Cette démarche pourrait contribuer également à une meilleure valorisation des résultats de la recherche.

Par ailleurs, il s’agit là d’une démarche participative qui à la longue, va susciter au niveau des leaders eux-mêmes, le goût de la recherche,  une meilleure interrogation des pratiques d’alphabétisation et un suivi plus systématique de l’évolution dudit domaine dans les pays respectifs.

Le rôle de leader n’est pas aisé, surtout quand nous nous situons dans le domaine de l’éducation (alphabétisation) où la diversité croissante des besoins de formation amplifie conséquemment les défis à relever et implique des actions soutenues de réajustement permanent des stratégies d’intervention. Un renforcement des capacités des leaders qui constituent « la locomotive » dans la dynamique d’éradication de l’analphabétisme, source de misère et de vulnérabilité des populations, est nécessaire et est même vivement souhaité.
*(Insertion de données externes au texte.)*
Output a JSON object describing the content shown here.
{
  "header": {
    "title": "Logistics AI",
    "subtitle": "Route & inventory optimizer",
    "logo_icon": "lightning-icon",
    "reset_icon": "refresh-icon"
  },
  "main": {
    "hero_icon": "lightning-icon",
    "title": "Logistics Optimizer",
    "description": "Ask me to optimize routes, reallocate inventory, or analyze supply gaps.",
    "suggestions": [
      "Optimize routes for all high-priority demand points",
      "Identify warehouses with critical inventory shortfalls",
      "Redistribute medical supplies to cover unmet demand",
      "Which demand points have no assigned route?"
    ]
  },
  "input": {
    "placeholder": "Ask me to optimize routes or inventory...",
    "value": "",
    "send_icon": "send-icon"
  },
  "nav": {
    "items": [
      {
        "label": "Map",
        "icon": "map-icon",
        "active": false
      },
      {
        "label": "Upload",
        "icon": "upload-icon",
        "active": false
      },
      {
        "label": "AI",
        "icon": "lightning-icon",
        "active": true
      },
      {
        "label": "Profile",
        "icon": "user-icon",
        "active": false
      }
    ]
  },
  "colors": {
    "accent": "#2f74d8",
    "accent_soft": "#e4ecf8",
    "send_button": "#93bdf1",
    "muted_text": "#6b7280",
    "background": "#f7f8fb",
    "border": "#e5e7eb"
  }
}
Il convient cependant de noter que les  membres qui participent à cette lutte, qu’il s’agisse d’individus ou de pays, aspirent tous à l’émergence, pourquoi pas au rang de leaders.  Dans une organisation comme celle du Pôle de qualité interpays sur l’alphabétisation et les langues nationales, où le souci majeur est la réussite collective, le renforcement des capacités, en termes d’ouverture sur l’évolution du secteur de l’alphabétisation, d’accès aux informations, aux résultats de recherche est un besoin de l’ensemble des pays membres.

Chacun des pays membres est en effet conscient des avantages que permet l’ouverture aux autres, à leurs expériences réussies, aux publications des résultats d’études ou de recherches sur les pratiques d’alphabétisation, car il s’agit là de repères ou d’indications utiles  qui constituent des sources d’inspirations fécondes pour envisager avec sérénité les réformes souhaitées.